-
Notifications
You must be signed in to change notification settings - Fork 57
Direct mapping vs. CSV2RDF, simple case
Consider a simple table, called People
:
ID | fname | addr |
---|---|---|
7 | Bob | 18 |
A relational table always has a schema, that the RDF Direct Mapping makes use of. In this example, the schema may define that:
-
ID
is a primary key in the table, and the cells are integers - The
name
column contains strings - The
addr
column contains integers
Using these information, the result of the Direct Mapping is something like:
<http://foo.example/DB/People/ID=7> rdf:type <http://foo.example/DB/People>.
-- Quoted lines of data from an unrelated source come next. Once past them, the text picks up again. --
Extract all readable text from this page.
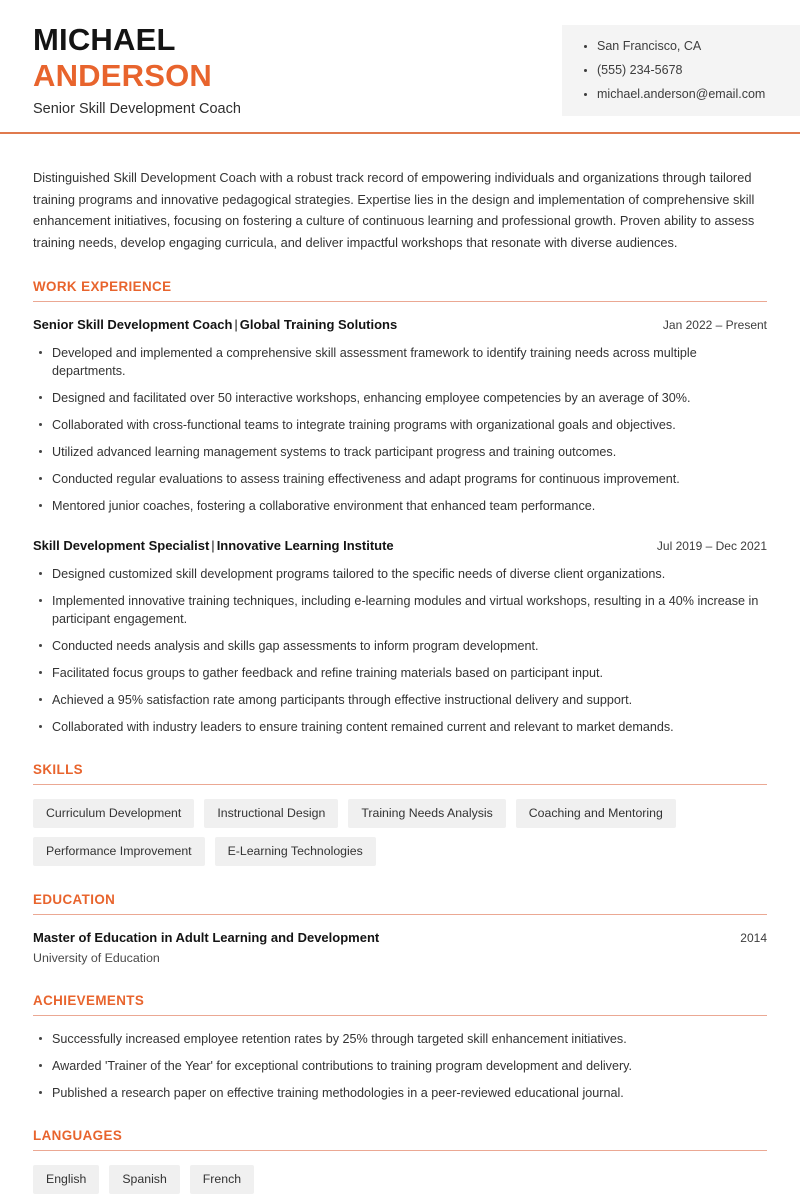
San Francisco, CA
(555) 234-5678
michael.anderson@email.com
MICHAEL
ANDERSON
Senior Skill Development Coach

Distinguished Skill Development Coach with a robust track record of empowering individuals and organizations through tailored training programs and innovative pedagogical strategies. Expertise lies in the design and implementation of comprehensive skill enhancement initiatives, focusing on fostering a culture of continuous learning and professional growth. Proven ability to assess training needs, develop engaging curricula, and deliver impactful workshops that resonate with diverse audiences.

WORK EXPERIENCE
Senior Skill Development Coach | Global Training Solutions	Jan 2022 – Present
Developed and implemented a comprehensive skill assessment framework to identify training needs across multiple departments.
Designed and facilitated over 50 interactive workshops, enhancing employee competencies by an average of 30%.
Collaborated with cross-functional teams to integrate training programs with organizational goals and objectives.
Utilized advanced learning management systems to track participant progress and training outcomes.
Conducted regular evaluations to assess training effectiveness and adapt programs for continuous improvement.
Mentored junior coaches, fostering a collaborative environment that enhanced team performance.
Skill Development Specialist | Innovative Learning Institute	Jul 2019 – Dec 2021
Designed customized skill development programs tailored to the specific needs of diverse client organizations.
Implemented innovative training techniques, including e-learning modules and virtual workshops, resulting in a 40% increase in participant engagement.
Conducted needs analysis and skills gap assessments to inform program development.
Facilitated focus groups to gather feedback and refine training materials based on participant input.
Achieved a 95% satisfaction rate among participants through effective instructional delivery and support.
Collaborated with industry leaders to ensure training content remained current and relevant to market demands.
SKILLS
Curriculum Development	Instructional Design	Training Needs Analysis	Coaching and Mentoring
Performance Improvement	E-Learning Technologies
EDUCATION
Master of Education in Adult Learning and Development	2014
University of Education
ACHIEVEMENTS
Successfully increased employee retention rates by 25% through targeted skill enhancement initiatives.
Awarded 'Trainer of the Year' for exceptional contributions to training program development and delivery.
Published a research paper on effective training methodologies in a peer-reviewed educational journal.
LANGUAGES
English	Spanish	French
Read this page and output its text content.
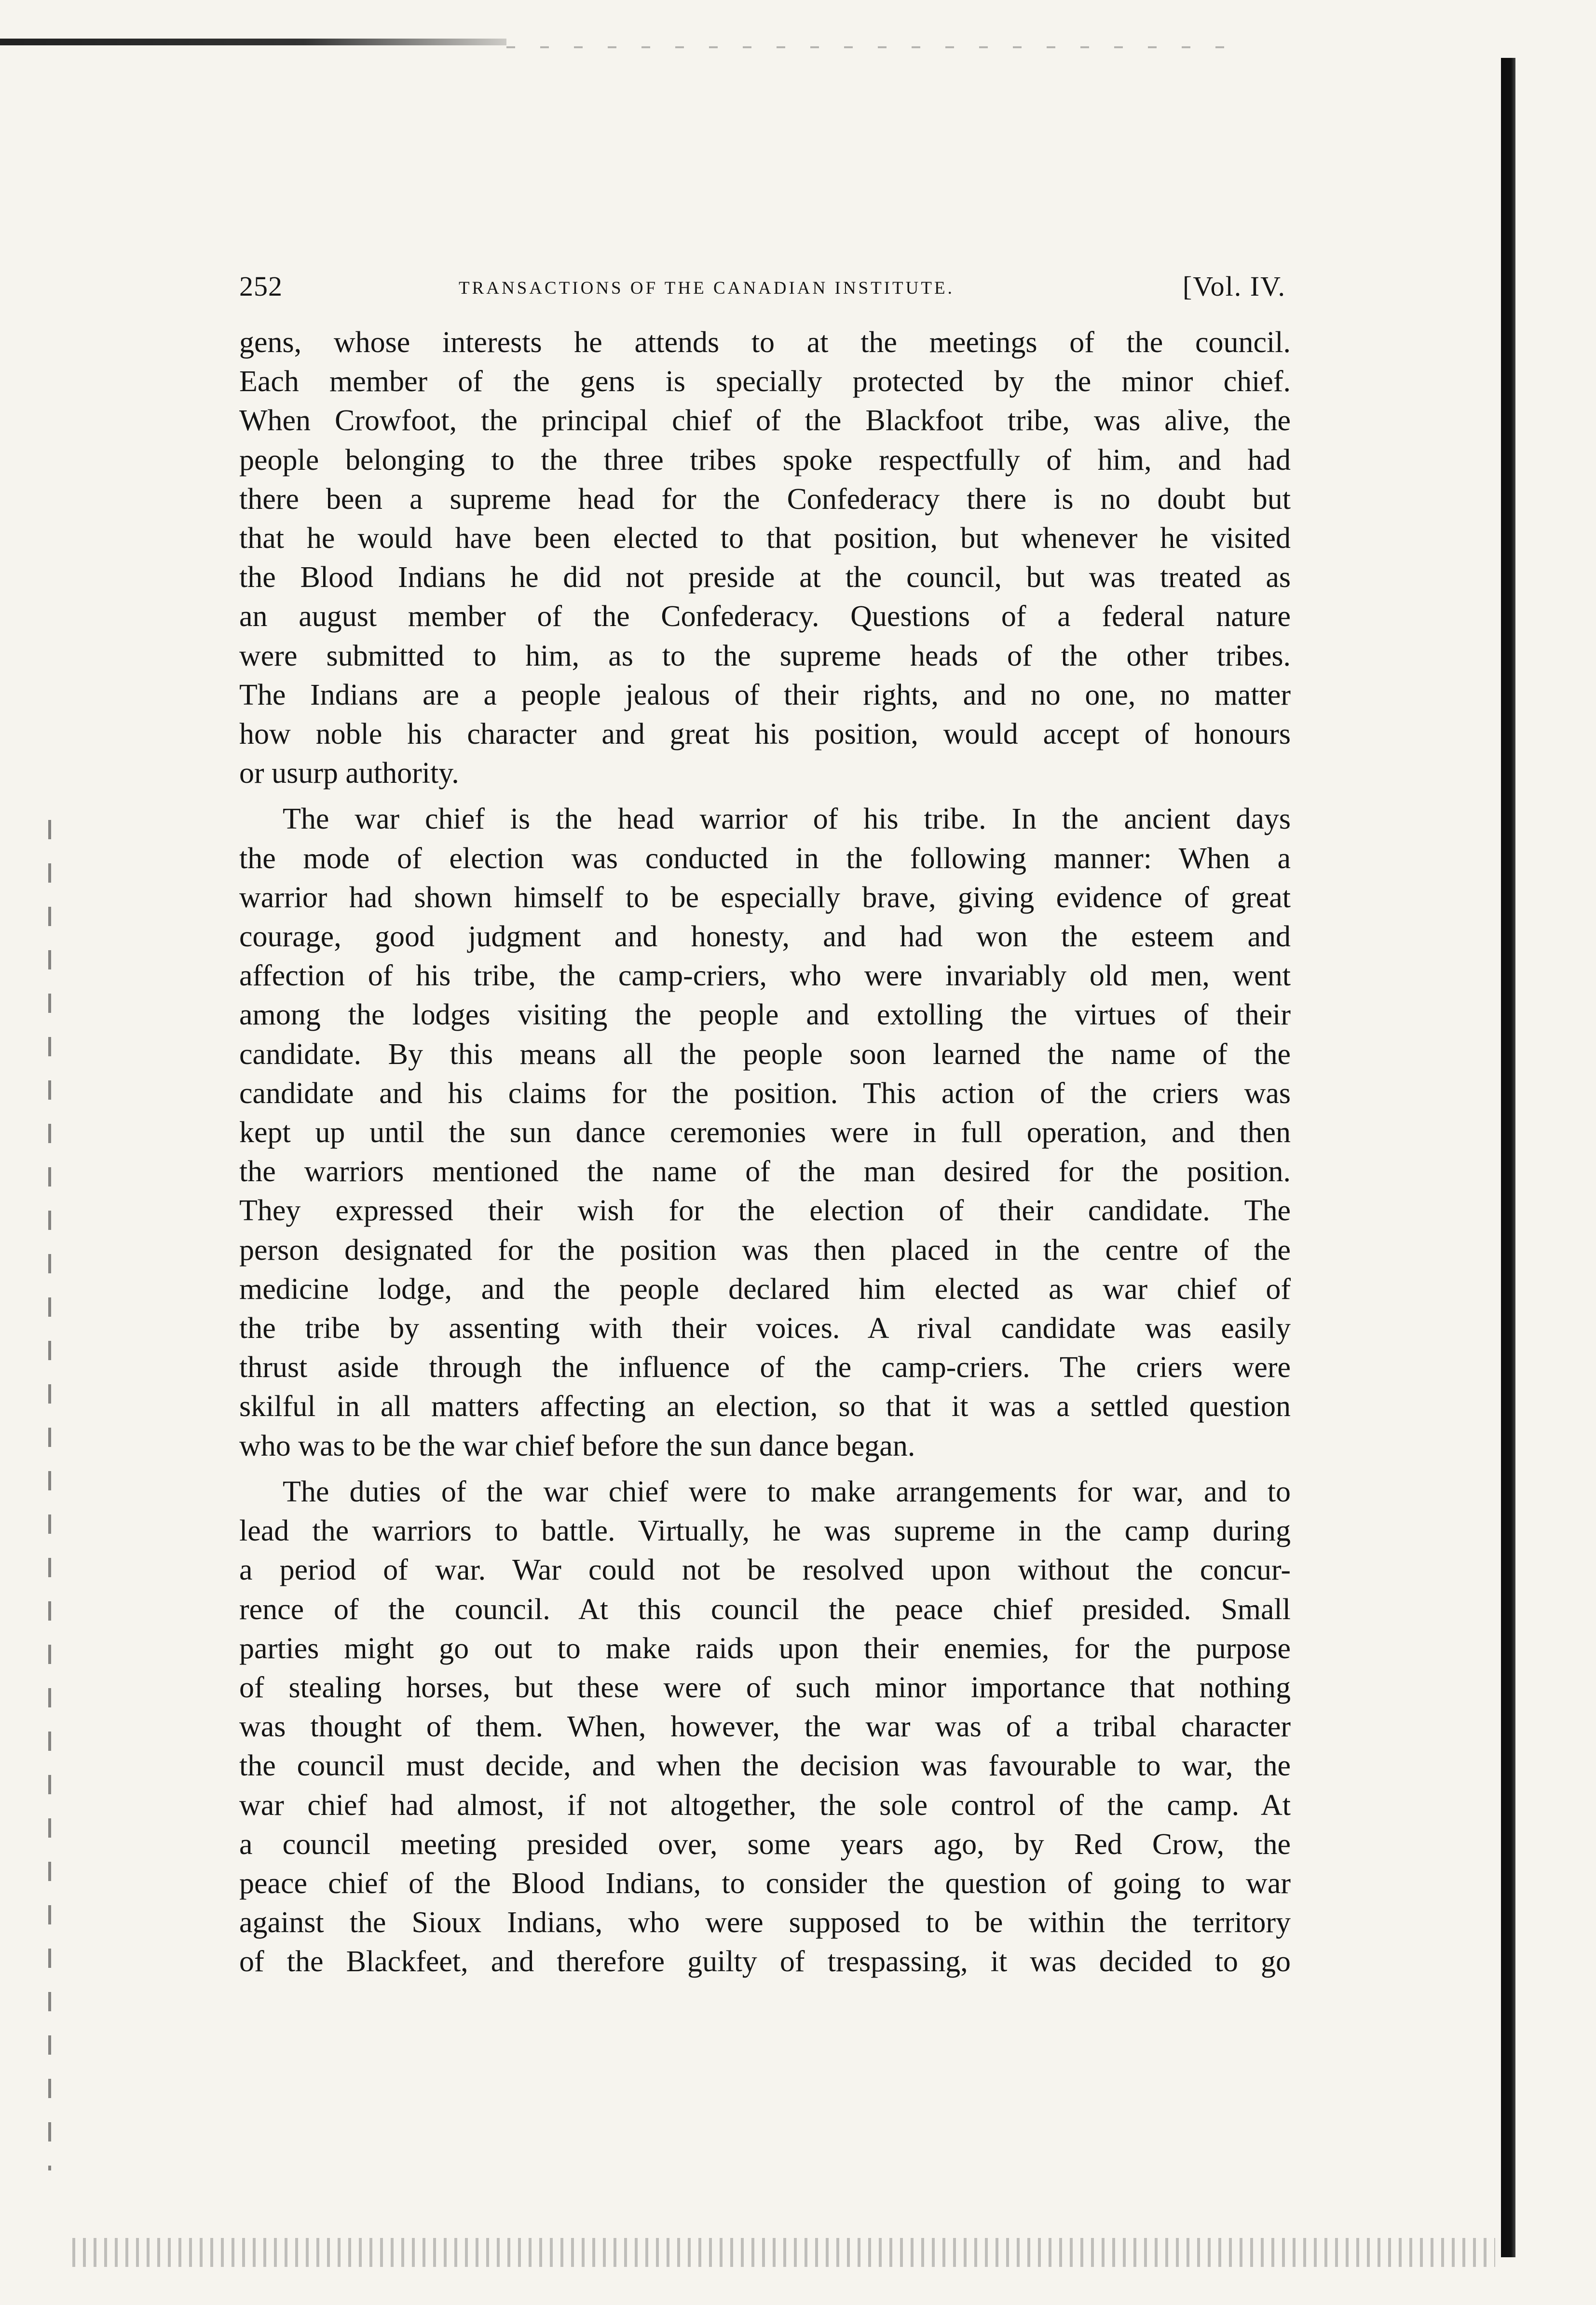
252	TRANSACTIONS OF THE CANADIAN INSTITUTE.	[Vol. IV.
gens, whose interests he attends to at the meetings of the council.
Each member of the gens is specially protected by the minor chief.
When Crowfoot, the principal chief of the Blackfoot tribe, was alive, the
people belonging to the three tribes spoke respectfully of him, and had
there been a supreme head for the Confederacy there is no doubt but
that he would have been elected to that position, but whenever he visited
the Blood Indians he did not preside at the council, but was treated as
an august member of the Confederacy. Questions of a federal nature
were submitted to him, as to the supreme heads of the other tribes.
The Indians are a people jealous of their rights, and no one, no matter
how noble his character and great his position, would accept of honours
or usurp authority.
The war chief is the head warrior of his tribe. In the ancient days
the mode of election was conducted in the following manner: When a
warrior had shown himself to be especially brave, giving evidence of great
courage, good judgment and honesty, and had won the esteem and
affection of his tribe, the camp-criers, who were invariably old men, went
among the lodges visiting the people and extolling the virtues of their
candidate. By this means all the people soon learned the name of the
candidate and his claims for the position. This action of the criers was
kept up until the sun dance ceremonies were in full operation, and then
the warriors mentioned the name of the man desired for the position.
They expressed their wish for the election of their candidate. The
person designated for the position was then placed in the centre of the
medicine lodge, and the people declared him elected as war chief of
the tribe by assenting with their voices. A rival candidate was easily
thrust aside through the influence of the camp-criers. The criers were
skilful in all matters affecting an election, so that it was a settled question
who was to be the war chief before the sun dance began.
The duties of the war chief were to make arrangements for war, and to
lead the warriors to battle. Virtually, he was supreme in the camp during
a period of war. War could not be resolved upon without the concur-
rence of the council. At this council the peace chief presided. Small
parties might go out to make raids upon their enemies, for the purpose
of stealing horses, but these were of such minor importance that nothing
was thought of them. When, however, the war was of a tribal character
the council must decide, and when the decision was favourable to war, the
war chief had almost, if not altogether, the sole control of the camp. At
a council meeting presided over, some years ago, by Red Crow, the
peace chief of the Blood Indians, to consider the question of going to war
against the Sioux Indians, who were supposed to be within the territory
of the Blackfeet, and therefore guilty of trespassing, it was decided to go
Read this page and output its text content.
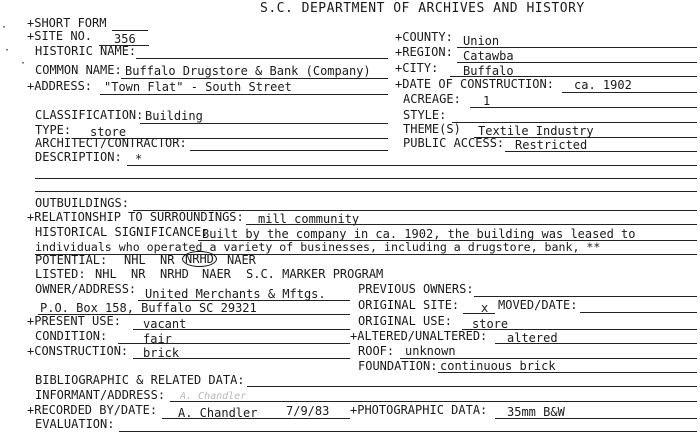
·
·
·
S.C. DEPARTMENT OF ARCHIVES AND HISTORY
+SHORT FORM
+SITE NO. 356	+COUNTY: Union
HISTORIC NAME:	+REGION: Catawba
COMMON NAME: Buffalo Drugstore & Bank (Company) +CITY: Buffalo
+ADDRESS: "Town Flat" - South Street	+DATE OF CONSTRUCTION: ca. 1902
ACREAGE: 1
CLASSIFICATION: Building	STYLE:
TYPE: store	THEME(S) Textile Industry
ARCHITECT/CONTRACTOR:	PUBLIC ACCESS: Restricted
DESCRIPTION: *
OUTBUILDINGS:
+RELATIONSHIP TO SURROUNDINGS: mill community
HISTORICAL SIGNIFICANCE:
Built by the company in ca. 1902, the building was leased to
individuals who operated a variety of businesses, including a drugstore, bank, **
POTENTIAL: NHL NR NRHD NAER
LISTED: NHL NR NRHD NAER S.C. MARKER PROGRAM
OWNER/ADDRESS: United Merchants & Mftgs.
P.O. Box 158, Buffalo SC 29321
PREVIOUS OWNERS:
ORIGINAL SITE: x MOVED/DATE:
+PRESENT USE: vacant	ORIGINAL USE: store
CONDITION:	fair	+ALTERED/UNALTERED: altered
+CONSTRUCTION: brick	ROOF: unknown
FOUNDATION: continuous brick
BIBLIOGRAPHIC & RELATED DATA:
INFORMANT/ADDRESS: A. Chandler
+RECORDED BY/DATE: A. Chandler 7/9/83 +PHOTOGRAPHIC DATA: 35mm B&W
EVALUATION:
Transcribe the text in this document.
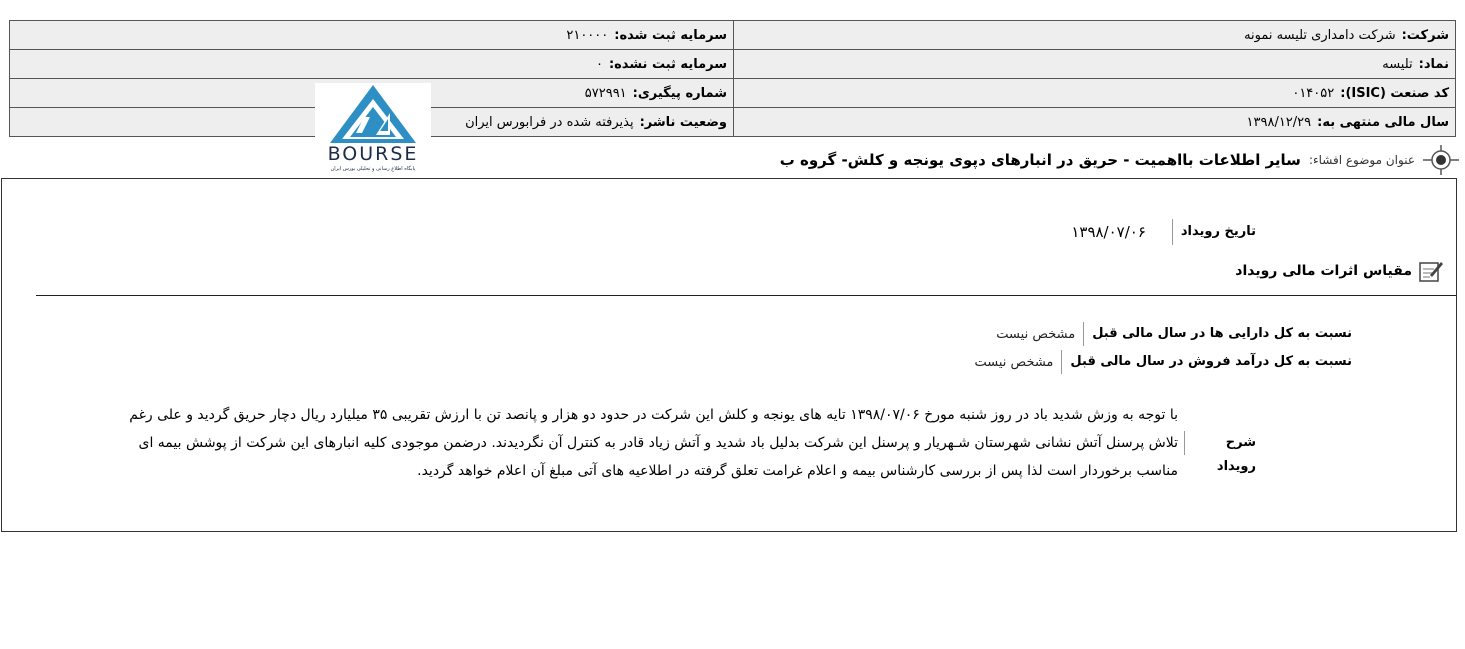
شرکت:شرکت دامداری تلیسه نمونه	سرمایه ثبت شده:۲۱۰۰۰۰
نماد:تلیسه	سرمایه ثبت نشده:۰
کد صنعت (ISIC):۰۱۴۰۵۲	شماره پیگیری:۵۷۲۹۹۱
سال مالی منتهی به:۱۳۹۸/۱۲/۲۹	وضعیت ناشر:پذیرفته شده در فرابورس ایران
BOURSE
پایگاه اطلاع رسانی و تحلیلی بورس ایران
عنوان موضوع افشاء:
سایر اطلاعات بااهمیت - حریق در انبارهای دپوی یونجه و کلش- گروه ب
تاریخ رویداد
۱۳۹۸/۰۷/۰۶
مقیاس اثرات مالی رویداد
نسبت به کل دارایی ها در سال مالی قبل
مشخص نیست
نسبت به کل درآمد فروش در سال مالی قبل
مشخص نیست
شرح رویداد
با توجه به وزش شدید باد در روز شنبه مورخ ۱۳۹۸/۰۷/۰۶ تایه های یونجه و کلش این شرکت در حدود دو هزار و پانصد تن با ارزش تقریبی ۳۵ میلیارد ریال دچار حریق گردید و علی رغم تلاش پرسنل آتش نشانی شهرستان شـهریار و پرسنل این شرکت بدلیل باد شدید و آتش زیاد قادر به کنترل آن نگردیدند. درضمن موجودی کلیه انبارهای این شرکت از پوشش بیمه ای مناسب برخوردار است لذا پس از بررسی کارشناس بیمه و اعلام غرامت تعلق گرفته در اطلاعیه های آتی مبلغ آن اعلام خواهد گردید.
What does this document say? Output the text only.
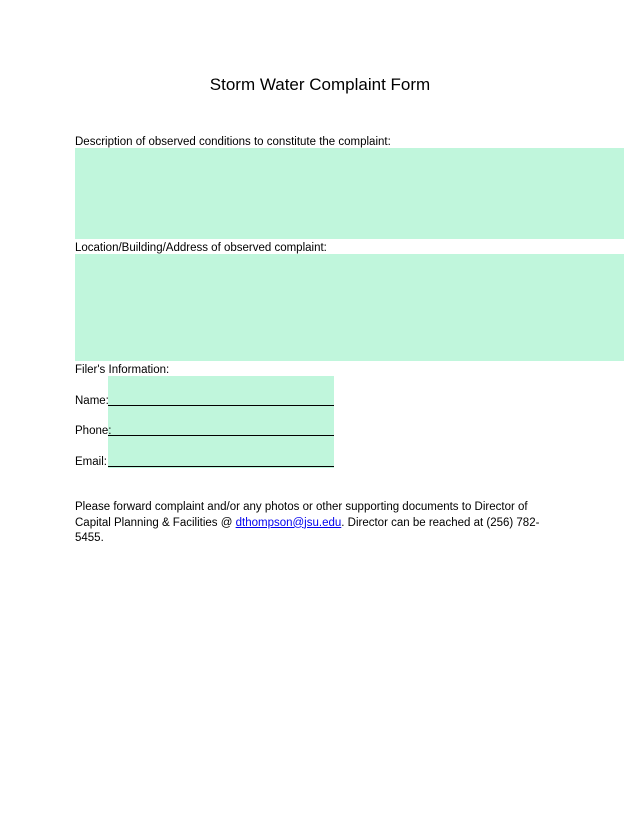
Storm Water Complaint Form
Description of observed conditions to constitute the complaint:
Location/Building/Address of observed complaint:
Filer's Information:
Name:
Phone:
Email:
Please forward complaint and/or any photos or other supporting documents to Director of Capital Planning & Facilities @ dthompson@jsu.edu. Director can be reached at (256) 782-5455.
<http://foo.example/DB/People/#ID> 7;
<http://foo.example/DB/People/#fname> "Bob";
<http://foo.example/DB/People/#addr> 18
.
Where http://foo.example/DB/
is the URL for the database that contains the People
table.
If the only information the CSV2RDF processor has is just the CSV file (i.e., the only available metadata is the first row, providing names for the columns) the output of the conversion is as follows (where for the sake of comparison, we consider http://foo.example/DB/People
to be the URL for the file):
[]
<http://foo.example/DB/People#ID> "7";
<http://foo.example/DB/People#fname> "Bob";
<http://foo.example/DB/People#addr> "18"
.
Comparing the two conversion results:
- CSV2RDF does not have the information that the first column provides unique identifiers for the rows (i.e., that it is a primary key); consequently, a blank node must be used for the common row subject
- CSV2RDF does not have information on the data types and, therefore, cannot presume that the first and the third columns contain integers
- in general, there is no reason to use the URL for the table as a class for typing. That could lead to semantically incorrect situations
To provide the necessary information the following simple metadata could be made available to the CSV2RDF processor (essentially playing the role of the RDB Schema for the conversion):
{
"@context": "http://www.w3.org/ns/csvw",
"null": "",
"tableSchema": {
"url" : "http://foo.example/DB/People",
"aboutUrl" : "http://foo.example/DB/People/ID={ID}",
"columns": [{
"name": "ID",
"datatype" : "integer"
}, {
"name": "fname",
}, {
"name": "addr",
"datatype" : "integer"
}, {
"name": "type",
"virtual": "true",
"propertyUrl": "rdf:type",
"valueUrl" : "http://foo.example/DB/People"
}],
}
}
Using this metadata, the output of the CSV2RDF processor will be identical to the one produced by the RDF Direct Mapping.